Le calice est composé de cinq petites feuilles membraneuses, colorées, concaves, oblongues, & pointues à leur extrémité. Leur nombre n’est pas toujours constant. Les pétales ou feuilles de la fleur, au nombre de vingt-un à vingt-sept, sont de grandeur différente, suivant le cercle qu’ils occupent ; les extérieurs plus longs que ceux du second rang, & ceux-ci plus courts que ceux du troisième, qu’on avoit pris pour des nectaires, & qui sont représentés ainsi d’après les gravures de madame Regnault de Nangis. Les étamines au nombre de trente environ ; les filets en sont plats & courts, & les anthères sont surmontés de chaque côté d’une espèce de petite poche qui renferme la poussière fécondante. Les pistils, au moins au nombre de vingt, sont placés circulairement au dessus du réceptacle de la fleur ; leurs stiles pointus, recourbés en dehors à leur extrémité supérieure ; leurs stigmates sont recouverts d’un duvet.

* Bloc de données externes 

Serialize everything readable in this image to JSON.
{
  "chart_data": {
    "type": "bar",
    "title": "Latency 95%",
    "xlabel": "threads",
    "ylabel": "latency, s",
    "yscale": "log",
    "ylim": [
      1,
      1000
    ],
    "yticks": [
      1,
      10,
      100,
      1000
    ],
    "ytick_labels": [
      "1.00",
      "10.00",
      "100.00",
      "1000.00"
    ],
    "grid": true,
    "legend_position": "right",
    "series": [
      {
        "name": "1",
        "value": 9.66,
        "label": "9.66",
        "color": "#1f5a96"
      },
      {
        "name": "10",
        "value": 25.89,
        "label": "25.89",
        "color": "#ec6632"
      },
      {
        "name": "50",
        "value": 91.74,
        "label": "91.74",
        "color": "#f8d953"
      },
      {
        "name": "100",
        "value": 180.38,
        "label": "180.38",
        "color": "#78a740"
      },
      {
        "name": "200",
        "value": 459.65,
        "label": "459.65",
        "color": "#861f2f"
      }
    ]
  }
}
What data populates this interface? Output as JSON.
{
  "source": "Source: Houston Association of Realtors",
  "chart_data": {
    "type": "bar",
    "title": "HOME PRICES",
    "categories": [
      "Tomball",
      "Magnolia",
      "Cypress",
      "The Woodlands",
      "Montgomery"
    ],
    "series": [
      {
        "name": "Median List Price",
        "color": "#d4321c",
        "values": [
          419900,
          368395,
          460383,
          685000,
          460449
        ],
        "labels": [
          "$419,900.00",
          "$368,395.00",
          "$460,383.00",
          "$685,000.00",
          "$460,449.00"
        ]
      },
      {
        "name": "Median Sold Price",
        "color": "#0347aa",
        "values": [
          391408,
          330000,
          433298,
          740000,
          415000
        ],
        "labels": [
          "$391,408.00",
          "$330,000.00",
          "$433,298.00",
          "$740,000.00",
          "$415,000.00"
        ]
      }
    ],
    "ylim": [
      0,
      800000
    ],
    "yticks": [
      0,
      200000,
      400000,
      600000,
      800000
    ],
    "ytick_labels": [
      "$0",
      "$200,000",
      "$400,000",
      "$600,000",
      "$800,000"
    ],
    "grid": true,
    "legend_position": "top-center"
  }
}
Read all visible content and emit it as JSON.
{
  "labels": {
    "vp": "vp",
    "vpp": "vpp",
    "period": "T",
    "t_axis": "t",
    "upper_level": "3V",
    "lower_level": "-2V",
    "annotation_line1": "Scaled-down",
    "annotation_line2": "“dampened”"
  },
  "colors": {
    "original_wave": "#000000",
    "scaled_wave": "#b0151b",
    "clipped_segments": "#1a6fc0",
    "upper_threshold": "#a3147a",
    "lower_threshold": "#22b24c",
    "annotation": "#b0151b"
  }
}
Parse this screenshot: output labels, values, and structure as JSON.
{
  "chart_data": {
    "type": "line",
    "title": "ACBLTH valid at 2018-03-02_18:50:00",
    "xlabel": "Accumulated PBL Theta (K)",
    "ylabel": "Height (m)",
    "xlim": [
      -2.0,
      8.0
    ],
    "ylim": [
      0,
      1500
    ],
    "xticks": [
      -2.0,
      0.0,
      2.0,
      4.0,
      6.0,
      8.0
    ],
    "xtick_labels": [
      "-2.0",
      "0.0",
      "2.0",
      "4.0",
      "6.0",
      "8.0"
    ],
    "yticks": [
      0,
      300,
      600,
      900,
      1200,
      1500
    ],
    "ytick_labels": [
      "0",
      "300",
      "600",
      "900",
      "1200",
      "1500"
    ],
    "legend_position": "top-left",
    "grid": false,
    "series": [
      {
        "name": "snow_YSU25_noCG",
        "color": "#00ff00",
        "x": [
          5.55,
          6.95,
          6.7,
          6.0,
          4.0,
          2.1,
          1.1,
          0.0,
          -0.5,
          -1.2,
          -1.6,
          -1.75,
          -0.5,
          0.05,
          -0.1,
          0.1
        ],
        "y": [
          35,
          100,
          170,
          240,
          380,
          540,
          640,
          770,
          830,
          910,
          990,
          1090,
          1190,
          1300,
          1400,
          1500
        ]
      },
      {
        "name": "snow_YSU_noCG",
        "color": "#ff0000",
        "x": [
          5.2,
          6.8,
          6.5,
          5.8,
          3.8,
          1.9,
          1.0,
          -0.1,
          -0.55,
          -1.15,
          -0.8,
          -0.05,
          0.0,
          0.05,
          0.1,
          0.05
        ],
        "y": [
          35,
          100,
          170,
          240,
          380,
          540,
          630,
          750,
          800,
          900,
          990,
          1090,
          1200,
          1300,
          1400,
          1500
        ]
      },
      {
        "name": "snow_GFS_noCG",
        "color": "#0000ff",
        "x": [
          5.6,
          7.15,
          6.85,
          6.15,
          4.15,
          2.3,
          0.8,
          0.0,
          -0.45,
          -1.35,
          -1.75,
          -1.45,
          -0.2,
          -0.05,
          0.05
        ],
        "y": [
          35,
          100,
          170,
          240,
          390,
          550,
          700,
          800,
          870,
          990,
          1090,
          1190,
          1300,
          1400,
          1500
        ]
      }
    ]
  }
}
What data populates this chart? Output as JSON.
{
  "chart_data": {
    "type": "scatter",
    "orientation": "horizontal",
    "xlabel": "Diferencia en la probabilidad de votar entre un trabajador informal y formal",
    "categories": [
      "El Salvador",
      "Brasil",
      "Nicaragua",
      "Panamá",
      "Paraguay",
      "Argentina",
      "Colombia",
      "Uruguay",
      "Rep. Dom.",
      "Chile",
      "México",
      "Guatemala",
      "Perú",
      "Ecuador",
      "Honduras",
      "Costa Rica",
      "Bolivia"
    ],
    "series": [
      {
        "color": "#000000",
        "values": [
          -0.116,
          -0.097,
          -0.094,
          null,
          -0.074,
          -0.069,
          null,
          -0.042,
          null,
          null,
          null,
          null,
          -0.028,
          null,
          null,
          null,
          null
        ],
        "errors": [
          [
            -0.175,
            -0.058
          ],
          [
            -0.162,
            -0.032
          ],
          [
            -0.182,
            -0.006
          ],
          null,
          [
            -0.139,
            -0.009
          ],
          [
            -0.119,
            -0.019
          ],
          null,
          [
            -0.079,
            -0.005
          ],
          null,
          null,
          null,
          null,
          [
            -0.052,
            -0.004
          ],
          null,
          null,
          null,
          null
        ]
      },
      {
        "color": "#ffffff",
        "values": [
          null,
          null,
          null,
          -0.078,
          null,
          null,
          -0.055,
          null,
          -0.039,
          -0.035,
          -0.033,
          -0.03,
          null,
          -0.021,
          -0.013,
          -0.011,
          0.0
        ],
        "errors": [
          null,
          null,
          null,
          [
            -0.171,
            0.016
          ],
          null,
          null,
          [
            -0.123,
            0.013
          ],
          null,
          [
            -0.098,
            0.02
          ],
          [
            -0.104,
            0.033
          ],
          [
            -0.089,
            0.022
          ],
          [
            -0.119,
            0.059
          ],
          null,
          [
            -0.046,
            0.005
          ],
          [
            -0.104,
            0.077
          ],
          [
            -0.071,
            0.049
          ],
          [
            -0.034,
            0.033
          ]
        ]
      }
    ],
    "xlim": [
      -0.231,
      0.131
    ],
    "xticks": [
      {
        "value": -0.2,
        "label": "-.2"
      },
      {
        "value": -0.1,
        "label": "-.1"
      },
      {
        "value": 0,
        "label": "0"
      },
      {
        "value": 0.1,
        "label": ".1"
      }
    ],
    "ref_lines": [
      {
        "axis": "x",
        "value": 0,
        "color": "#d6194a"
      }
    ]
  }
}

Le fruit consiste en douze ou treize capsules. Leur substance est dure, & ressemble à du cuir desséché. Chaque capsule est composée de deux valvules qui renferment chacune une semence douce, luisante, & de figure ovale. Ces capsules sont disposées horizontalement & circulairement, comme les rayons d’une étoile.

Le premier échantillon desséché de cette plante, fut apporté à la reine Élisabeth ; & ce ne fut qu’en 1765, qu’un nègre la découvrit dans un terrain marécageux, près de Pensacola. M. Bartram, botaniste anglois, fit la même découverte sur les bords de la rivière de S. Jean, dans la Floride occidentale ; ce qui nous donne quelqu’espérance de la voir un jour cultivée en France, soit comme arbre d’agrément, soit à cause de son produit pour le commerce. L’arbre qui porte ce fruit est toujours verd, s’élève à la hauteur de vingt pieds, & fournit le plus agréable aromat connu.

Propriétés. Les chinois mâchent souvent les capsules des graines avant le repas pour se fortifier l’estomac & se parfumer la bouche ; & à leur exemple, les hollandois les mettent infuser avec leur thé, & le regardent alors comme un diurétique puissant.

Les japonois & les chinois regardent l’anis étoilé comme une plante sacrée ; ils l’offrent à leurs pagodes, en brûlent l’écorce comme un parfum sur leurs autels, & en placent des branches sur les tombeaux de leurs amis. Les indiens font infuser le fruit dans l’eau, la fermentation s’établit, & il en résulte une liqueur vineuse.

En Chine, les gardes publics pulvérisent l’écorce, la conservent dans de petites boîtes alongées en manière de tuyau. On met le feu à cette poudre par une des extrémités du tuyau ; mais comme elle se consume d’une manière uniforme & très-lentement, quand le feu est parvenu à une distance marquée, les gardes sonnent une cloche ; & par le moyen de cette espèce d’horloge pyrique, ils annoncent l’heure au public.